In early 2000s, I tinkered with VBScript, but Windows Scripting Host was much too slow for my needs.
Yet a few years later, I had some fun doing LotusScript work in Lotus Notes, mostly for automation.
Getting structures properly aligned for Win32 API calls was crazy !
Then I got back to it with Outlook VBA a few months back, when the stupid company I worked for started messing with our work email, and I needed to clean it from automated signatures and disclaimers and stuff.
Overall, I ended up enjoying BASIC as a simple and expressive language, and it worked well enough for me, as long as there was a decent development and debugging environment to work in.
Nico57,
I’m not sure what version your brother used, I’m guessing it was GWBasic or some other variation of it where you had to input line numbers. You had to renumber your program listing periodically to create space for new lines, it was crazy how tedious Basic programming used to be before operating systems had descent editors. It was so primitive next to programming in pascal with a proper editor.
VBScript and classic ASP were awful languages despite being newer, even those of us who liked QuickBASIC/VisualBasic felt they were a terrible mess.

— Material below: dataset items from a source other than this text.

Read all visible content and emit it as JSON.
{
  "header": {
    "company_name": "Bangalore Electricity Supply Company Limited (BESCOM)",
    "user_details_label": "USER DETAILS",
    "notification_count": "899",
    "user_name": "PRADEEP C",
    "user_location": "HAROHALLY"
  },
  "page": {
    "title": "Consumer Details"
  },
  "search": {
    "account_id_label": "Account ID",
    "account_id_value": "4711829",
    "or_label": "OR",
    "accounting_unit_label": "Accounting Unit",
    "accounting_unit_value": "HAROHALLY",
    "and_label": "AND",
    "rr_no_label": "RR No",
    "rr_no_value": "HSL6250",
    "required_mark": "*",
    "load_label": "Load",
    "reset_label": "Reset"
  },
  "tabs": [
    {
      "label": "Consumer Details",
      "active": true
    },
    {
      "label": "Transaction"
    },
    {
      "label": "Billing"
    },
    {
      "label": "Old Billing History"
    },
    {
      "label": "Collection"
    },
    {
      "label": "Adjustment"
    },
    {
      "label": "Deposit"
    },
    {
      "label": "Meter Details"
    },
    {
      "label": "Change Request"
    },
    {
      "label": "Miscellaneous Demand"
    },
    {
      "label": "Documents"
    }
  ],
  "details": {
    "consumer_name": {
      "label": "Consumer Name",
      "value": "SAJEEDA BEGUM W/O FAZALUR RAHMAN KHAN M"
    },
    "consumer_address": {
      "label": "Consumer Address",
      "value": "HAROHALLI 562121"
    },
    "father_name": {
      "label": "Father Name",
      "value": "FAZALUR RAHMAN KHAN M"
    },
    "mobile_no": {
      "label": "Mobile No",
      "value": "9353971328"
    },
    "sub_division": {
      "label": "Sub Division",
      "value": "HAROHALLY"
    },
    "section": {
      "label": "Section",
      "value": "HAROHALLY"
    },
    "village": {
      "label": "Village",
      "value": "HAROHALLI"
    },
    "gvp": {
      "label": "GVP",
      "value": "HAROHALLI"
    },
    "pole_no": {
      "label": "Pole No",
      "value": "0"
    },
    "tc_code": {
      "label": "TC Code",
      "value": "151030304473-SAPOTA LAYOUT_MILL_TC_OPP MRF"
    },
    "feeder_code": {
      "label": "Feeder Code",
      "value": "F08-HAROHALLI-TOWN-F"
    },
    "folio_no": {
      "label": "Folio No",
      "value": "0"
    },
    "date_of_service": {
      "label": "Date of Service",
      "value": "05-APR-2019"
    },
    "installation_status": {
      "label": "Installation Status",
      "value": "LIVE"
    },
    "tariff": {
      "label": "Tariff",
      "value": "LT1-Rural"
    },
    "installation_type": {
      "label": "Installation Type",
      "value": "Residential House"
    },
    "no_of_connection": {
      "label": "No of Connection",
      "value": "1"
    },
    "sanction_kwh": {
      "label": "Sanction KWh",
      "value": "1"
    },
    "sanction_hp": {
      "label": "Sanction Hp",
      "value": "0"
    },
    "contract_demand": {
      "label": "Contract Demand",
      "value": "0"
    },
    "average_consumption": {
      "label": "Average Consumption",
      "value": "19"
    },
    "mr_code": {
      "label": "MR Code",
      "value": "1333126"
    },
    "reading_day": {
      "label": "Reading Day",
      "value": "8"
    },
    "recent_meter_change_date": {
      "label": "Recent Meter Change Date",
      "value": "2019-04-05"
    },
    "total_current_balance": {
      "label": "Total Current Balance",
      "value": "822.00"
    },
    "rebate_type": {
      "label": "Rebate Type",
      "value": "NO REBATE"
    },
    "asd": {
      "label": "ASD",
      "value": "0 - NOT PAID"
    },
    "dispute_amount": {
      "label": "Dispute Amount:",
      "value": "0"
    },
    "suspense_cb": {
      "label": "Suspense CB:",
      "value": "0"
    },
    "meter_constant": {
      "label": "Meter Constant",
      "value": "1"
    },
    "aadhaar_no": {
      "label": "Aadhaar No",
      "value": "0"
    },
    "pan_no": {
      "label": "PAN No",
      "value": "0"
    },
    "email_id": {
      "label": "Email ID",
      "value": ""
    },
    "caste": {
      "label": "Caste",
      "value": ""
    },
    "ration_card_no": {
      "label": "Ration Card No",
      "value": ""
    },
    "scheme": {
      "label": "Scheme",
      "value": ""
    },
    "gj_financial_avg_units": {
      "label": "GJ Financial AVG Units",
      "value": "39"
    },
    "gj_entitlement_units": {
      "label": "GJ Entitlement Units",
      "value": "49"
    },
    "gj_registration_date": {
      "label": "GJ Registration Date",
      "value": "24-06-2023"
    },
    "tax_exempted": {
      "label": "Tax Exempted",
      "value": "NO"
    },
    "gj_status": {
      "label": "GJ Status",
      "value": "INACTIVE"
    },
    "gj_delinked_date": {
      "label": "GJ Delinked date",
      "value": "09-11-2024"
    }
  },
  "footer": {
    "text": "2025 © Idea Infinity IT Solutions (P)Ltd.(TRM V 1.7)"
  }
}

You probably would have liked qbasic, which had a good modular editor and debugger on DOS 5+. I used to be fairly good at visual basic but it had it’s limitations, not because it was a “basic”-style language, but because working with win32 functions was tedious there too. This is a big reason active-X components were so popular even though they mostly were wrappers for windows functionality.
Yup, GW-BASIC was my foray into programming, quickly followed by QuickBasic 2.0, and later 4.5, before starting with Turbo Pascal and in-line assembly.